Precision of the Tissue Oxygen Saturation
Replacing the sensor of SRS instruments multiple times in newborns and young infants, the limits of agreement after optode replacement were found to be at least −15% to +16%. For comparison, arterial hemoglobin oxygen saturation can be measured by pulse oximetry with limits of agreement of ±6% (two times absolute root mean [squared]).
Importance of the Low Precision of the Tissue Oxygen Saturation
Cerebrovenous saturation is tightly regulated, with the normal values between 60% and 70%. During hypoxemia, or cerebral ischemia, when CBF decreases without a change in cerebral oxygen consumption, cerebrovenous saturation falls. However, a 30% decrease in the CBF will lead to only a drop from 70% to 60% in the cerebrovenous oxygen saturation—and hence less in tissue oxygenation—which is well within the limits of the error of measurement.

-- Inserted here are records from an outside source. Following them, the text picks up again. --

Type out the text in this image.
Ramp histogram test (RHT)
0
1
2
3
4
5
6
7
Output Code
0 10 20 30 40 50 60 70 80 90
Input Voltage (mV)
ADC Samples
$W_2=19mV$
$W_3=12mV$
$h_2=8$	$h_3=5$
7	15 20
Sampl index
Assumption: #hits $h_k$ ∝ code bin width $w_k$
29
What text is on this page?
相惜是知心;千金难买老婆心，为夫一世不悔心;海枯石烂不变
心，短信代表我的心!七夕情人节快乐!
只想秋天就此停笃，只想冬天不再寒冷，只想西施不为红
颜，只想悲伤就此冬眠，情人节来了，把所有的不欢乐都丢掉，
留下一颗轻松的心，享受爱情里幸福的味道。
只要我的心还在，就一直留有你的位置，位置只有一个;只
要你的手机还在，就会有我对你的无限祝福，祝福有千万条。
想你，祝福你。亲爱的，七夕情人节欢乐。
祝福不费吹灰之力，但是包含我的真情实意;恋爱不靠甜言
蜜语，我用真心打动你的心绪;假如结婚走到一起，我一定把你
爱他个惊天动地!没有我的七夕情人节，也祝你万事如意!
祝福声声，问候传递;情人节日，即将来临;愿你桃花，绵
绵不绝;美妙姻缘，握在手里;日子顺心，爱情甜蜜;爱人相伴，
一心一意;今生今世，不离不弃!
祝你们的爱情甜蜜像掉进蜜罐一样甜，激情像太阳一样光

Covariance of Cerebral Oxygenation and Arterial Blood Pressure as an Indication of Cerebral Autoregulation
During long-term cerebral monitoring of cerebral oxygenation as a surrogate for blood flow, the covariance with arterial blood pressure may be used as a measure of cerebral autoregulation. First, only changes lasting 10 seconds or more will reflect the “static” autoregulation (i.e., the full capacity of the cerebral vasculature to buffer changes in perfusion pressure) (see Chapter 2 ). Simple time-domain analysis may be better than more sophisticated frequency domain analysis, although solving the problem of directionality of the covariance may help. However, hours of data are typically required to obtain a reliable estimate, and it is difficult to avoid the bias that high variability in the blood pressure will give a better signal-to-noise ratio.